The upshot? CQC can make a half-baked attempt at justifying itself but a provider must spoon feed CQC and pinpoint the evidence to the exact paragraph.  This seems a little unbalanced.

And it’s not just the evidence base where CQC’s standards fall far short of those expected of provider.  It’s OK for CQC to take weeks to get a draft inspection report to you and a few further weeks to consider your FAC but if you miss that 10 working day deadline to submit your FAC, you’re toast! You had your chance!  An extension?  You’re delaying our ability to publish our reports in line with our KPIs!  If CQC truly want to speed publication up then it should provide reports swiftly and without delay.

You receive your draft inspection report weeks after the inspection and read it eagerly only to discover that CQC apparently witnessed a drag-lift whilst at the inspection and this is a safeguarding risk which the provider must deal with.  No mention of this was made on the day of the inspection, and it’s taken 6 weeks for CQC to notify you of this, in the body of the report.  Of course, CQC are supposed to engage in dialogue on the day of the inspection; it’s supposed to feedback any concerns; which would allow the provider to take immediate action; and if it truly thought there was a safeguarding matter then it should raise an alert, there and then.  It’s apparently OK for CQC to wait 6 weeks to raise a concern, but if a provider did not raise a safeguarding alert in good time, this would affect its rating.  In such situations, our advice to clients is to report CQC to safeguarding for failure to act.
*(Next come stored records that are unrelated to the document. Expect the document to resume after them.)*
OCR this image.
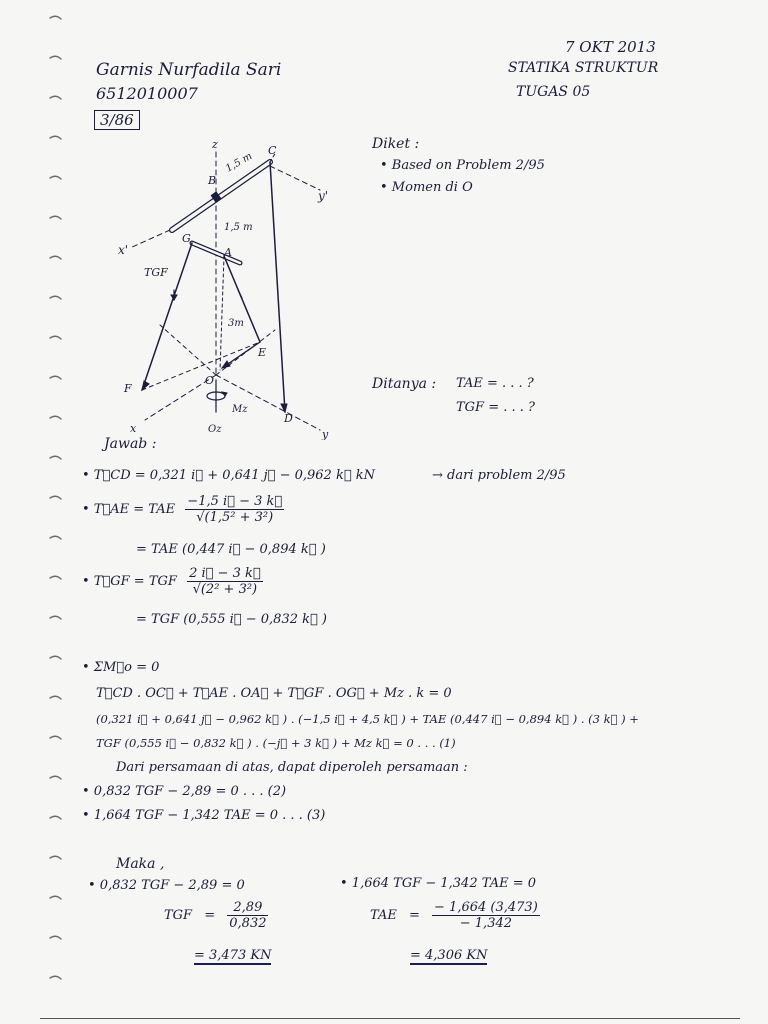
7 OKT 2013
Garnis Nurfadila Sari
6512010007
3/86
STATIKA STRUKTUR
TUGAS 05
z	C
B
1,5 m
y'
x'
G
A
1,5 m
TGF
3m
E
F
O
Mz
D
x	Oz	y
Diket :
• Based on Problem 2/95
• Momen di O
Ditanya : TAE = . . . ?
TGF = . . . ?
Jawab :
• T⃗CD = 0,321 i⃗ + 0,641 j⃗ − 0,962 k⃗ kN	→ dari problem 2/95
• T⃗AE = TAE $\frac{-1,5 i⃗ - 3 k⃗}{\text{√(1,5² + 3²)}}$
= TAE (0,447 i⃗ − 0,894 k⃗ )
• T⃗GF = TGF $\frac{2 i⃗ - 3 k⃗}{\text{√(2² + 3²)}}$
= TGF (0,555 i⃗ − 0,832 k⃗ )
• ΣM⃗o = 0
T⃗CD . OC⃗ + T⃗AE . OA⃗ + T⃗GF . OG⃗ + Mz . k = 0
(0,321 i⃗ + 0,641 j⃗ − 0,962 k⃗ ) . (−1,5 i⃗ + 4,5 k⃗ ) + TAE (0,447 i⃗ − 0,894 k⃗ ) . (3 k⃗ ) +
TGF (0,555 i⃗ − 0,832 k⃗ ) . (−j⃗ + 3 k⃗ ) + Mz k⃗ = 0 . . . (1)
Dari persamaan di atas, dapat diperoleh persamaan :
• 0,832 TGF − 2,89 = 0 . . . (2)
• 1,664 TGF − 1,342 TAE = 0 . . . (3)
Maka ,
• 0,832 TGF − 2,89 = 0
TGF = $\frac{2,89}{0,832}$
= 3,473 KN
• 1,664 TGF − 1,342 TAE = 0
TAE = $\frac{- 1,664 (3,473)}{- 1,342}$
= 4,306 KN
You know how CQC don’t like daily records that say “Good day.  All personal care given”?  CQC’s new inspection reports are full of stock phrases.  They have drop down boxes to choose from or multiple options to delete, as required.  The phrases don’t really accurately reflect the home – they seem to have been crowbarred in.  They haven’t been personalised to the home.  Ok, so reflective personalised care of a service user is not the same as an inspection report, but CQC expects a detailed, accurate record – why can’t providers expect the same?

And talking of standard phrases in inspection reports, you know the phrase that often reads something like this “There was no registered manager in post and there had been no registered manager for nine months. However, there was a manager who was in the process of applying to the Commission for registration.”  CQC fail to add a sentence after this that says, “The manager applied to us the week after they started, but due to our incompetence/bureaucracy/no real reason* we haven’t registered them for about 9 months” *delete as appropriate.
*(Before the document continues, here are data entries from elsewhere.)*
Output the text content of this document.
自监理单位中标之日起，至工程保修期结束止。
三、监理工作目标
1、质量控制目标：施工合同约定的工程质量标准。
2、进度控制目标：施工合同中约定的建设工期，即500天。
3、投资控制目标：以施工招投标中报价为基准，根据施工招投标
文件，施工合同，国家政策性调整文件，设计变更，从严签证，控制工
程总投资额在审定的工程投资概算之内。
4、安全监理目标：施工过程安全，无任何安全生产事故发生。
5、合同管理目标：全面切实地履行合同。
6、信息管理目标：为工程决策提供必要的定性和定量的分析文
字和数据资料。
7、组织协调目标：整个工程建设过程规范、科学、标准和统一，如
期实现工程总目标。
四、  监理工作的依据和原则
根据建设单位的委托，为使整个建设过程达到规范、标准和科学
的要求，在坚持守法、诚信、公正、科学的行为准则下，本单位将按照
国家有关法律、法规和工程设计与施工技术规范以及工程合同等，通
CQC does have an important role to undertake.  Sometimes it gets it right and the rating of Requires Improvement or Inadequate is justified.  However, how can providers trust that CQC is truly switched on when it fails to meet the standards it sets for providers?  We hear a lot about leadership and leading by example but it appears that CQC is party to the school of “Do as I say, and not as I do”.  CQC would gain a lot more respect and perhaps less challenge from providers if they were operationally stronger and at the end of the day, justified, with reference to evidence, their position.  Without this, it won’t just be the 17% camp that people start to question, but questions regarding whether the 83% camp can accurately be relied upon will also be asked.  Even CQC’s own Board members are questioning this.  At the May 2019 CQC Board meeting Lewis Appleton, NED, said that as ‘Good’ had been defined so widely, “everyone” is good and it seemed “implausible”.  Providers should continue to hold CQC to account, ask questions, and challenge where necessary.  It might make the difference between a ‘Requires Improvement’ rating and a ‘Good’ rating and drive up standards at CQC at the same time.